In many ways it was unnecessary for Ryan to say this, as they had stayed alive for so long by following their instincts and taking such actions as a matter of course; but by saying it, Ryan helped focus himself and his companions on the task ahead.

Forming up as Ryan punched in the sec code to open the automatic door, Krysty was next in line behind the one-eyed man. Jak came next, with Doc sandwiched between the albino and Dean. Mildred fell into line ahead of J.B., the Armorer bringing up the rear. All seven were silent, their senses tuning into the stillness and quiet around as they psyched themselves up to spot the slightest change. All stood easily, yet the observant eye could see that each had shifted his or her balance in such a way that everyone was poised for the optimum reaction.

The door hissed slightly as the mechanism opened, leading onto the corridor beyond.

From their long experience, they knew that the vast majority of redoubts that housed mat-trans chambers were built on the same basic plan, which put them on one of the lower levels. Many redoubts were buried underground, running sometimes hundreds of feet deep. Sometimes, the entrances could be found built into the sides of mountains or hills, or cut into the sides of valleys, so that they were sheltered but still at ground level. The armory and general sec supplies and barrack facilities were on the higher levels, with a quicker access to the entrances, while the middle levels usually housed sleeping and recreational facilities, including the mess halls and kitchens.

All levels were accessed by the corridors, each of which was equipped with a series of sec doors that could seal off sections when required. The levels themselves were accessed by a series of large elevators, some of which were designed for large numbers of personnel, and some of which could take equipment and smaller vehicles. A series of stairwells served as an emergency backup for possible power or circuit failure on the elevators. These stairwells were accessed by sec doors, and were of bare concrete and sparsely lit. The elevators had sec risks for the companions, but from bitter experience they were all aware that the stairwells were traps from which there was less chance of escape.

So they would always choose the elevators if possible. Thus it was that Ryan led his people toward the elevator. All his senses and instincts were telling him that the redoubt was deserted. There was no sign of life anywhere on this level, and indeed it seemed that the level had seen no activity since skydark.
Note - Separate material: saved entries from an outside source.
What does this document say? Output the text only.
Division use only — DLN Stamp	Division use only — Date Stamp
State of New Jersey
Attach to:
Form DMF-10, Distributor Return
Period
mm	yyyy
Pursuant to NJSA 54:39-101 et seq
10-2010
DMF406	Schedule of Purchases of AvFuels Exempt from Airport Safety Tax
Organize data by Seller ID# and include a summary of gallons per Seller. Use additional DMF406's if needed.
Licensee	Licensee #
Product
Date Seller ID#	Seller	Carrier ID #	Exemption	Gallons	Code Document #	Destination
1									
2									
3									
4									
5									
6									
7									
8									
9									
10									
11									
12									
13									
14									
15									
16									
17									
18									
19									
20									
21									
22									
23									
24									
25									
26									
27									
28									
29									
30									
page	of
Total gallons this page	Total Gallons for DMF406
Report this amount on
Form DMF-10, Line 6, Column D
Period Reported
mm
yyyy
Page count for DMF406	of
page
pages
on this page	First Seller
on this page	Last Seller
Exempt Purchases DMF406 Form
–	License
And experience told him that, if the redoubt was in any way occupied, sheer curiosity and the search for jack and loot to trade would have led the occupants down to this level.
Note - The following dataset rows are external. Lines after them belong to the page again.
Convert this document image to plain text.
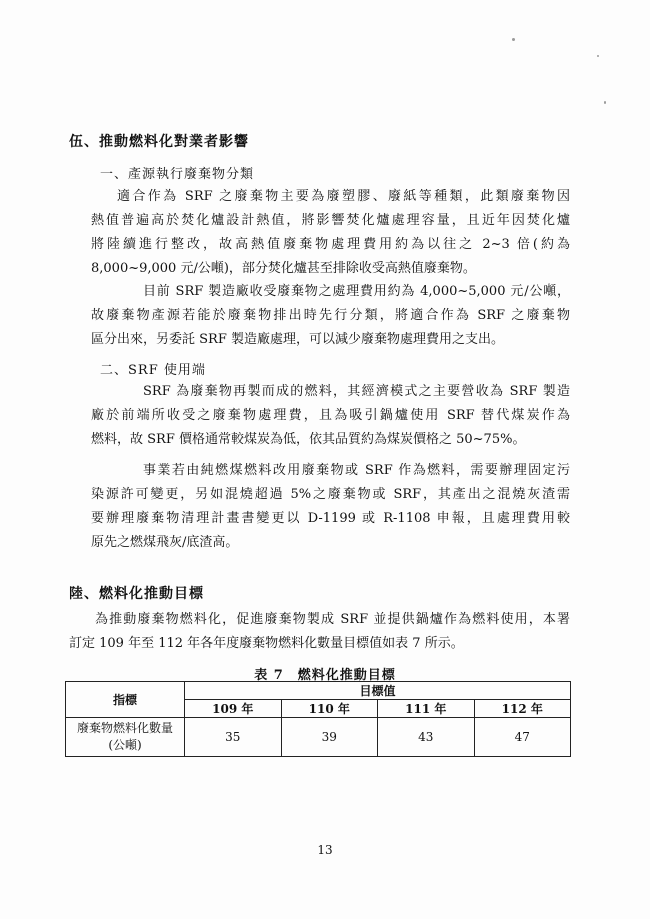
伍、推動燃料化對業者影響
一、產源執行廢棄物分類
適合作為 SRF 之廢棄物主要為廢塑膠、廢紙等種類，此類廢棄物因
熱值普遍高於焚化爐設計熱值，將影響焚化爐處理容量，且近年因焚化爐
將陸續進行整改，故高熱值廢棄物處理費用約為以往之 2~3 倍(約為
8,000~9,000 元/公噸)，部分焚化爐甚至排除收受高熱值廢棄物。
目前 SRF 製造廠收受廢棄物之處理費用約為 4,000~5,000 元/公噸，
故廢棄物產源若能於廢棄物排出時先行分類，將適合作為 SRF 之廢棄物
區分出來，另委託 SRF 製造廠處理，可以減少廢棄物處理費用之支出。
二、SRF 使用端
SRF 為廢棄物再製而成的燃料，其經濟模式之主要營收為 SRF 製造
廠於前端所收受之廢棄物處理費，且為吸引鍋爐使用 SRF 替代煤炭作為
燃料，故 SRF 價格通常較煤炭為低，依其品質約為煤炭價格之 50~75%。
事業若由純燃煤燃料改用廢棄物或 SRF 作為燃料，需要辦理固定污
染源許可變更，另如混燒超過 5%之廢棄物或 SRF，其產出之混燒灰渣需
要辦理廢棄物清理計畫書變更以 D-1199 或 R-1108 申報，且處理費用較
原先之燃煤飛灰/底渣高。
陸、燃料化推動目標
為推動廢棄物燃料化，促進廢棄物製成 SRF 並提供鍋爐作為燃料使用，本署
訂定 109 年至 112 年各年度廢棄物燃料化數量目標值如表 7 所示。
表 7　燃料化推動目標
指標	目標值			
	109 年	110 年	111 年	112 年

廢棄物燃料化數量
(公噸)	35	39	43	47
13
The companions were relaxed but still alert as they reached the end of the corridor and the dulled metal doors that closed over the elevator shaft.

Ryan studied the electronic panel. “Looks like it’s still working,” he muttered. “Let’s see….”

The one-eyed man tapped the call button, and the friends stood in complete silence, listening intently for the gentle purr of the mechanism as it approached.

“Sounds like the shaft’s unaffected,” J.B. mused.

The elevator reached their level, a muted shuddering announcing its halt. As the doors opened smoothly onto the empty car, Jak said, “Mebbe luck change…for once.”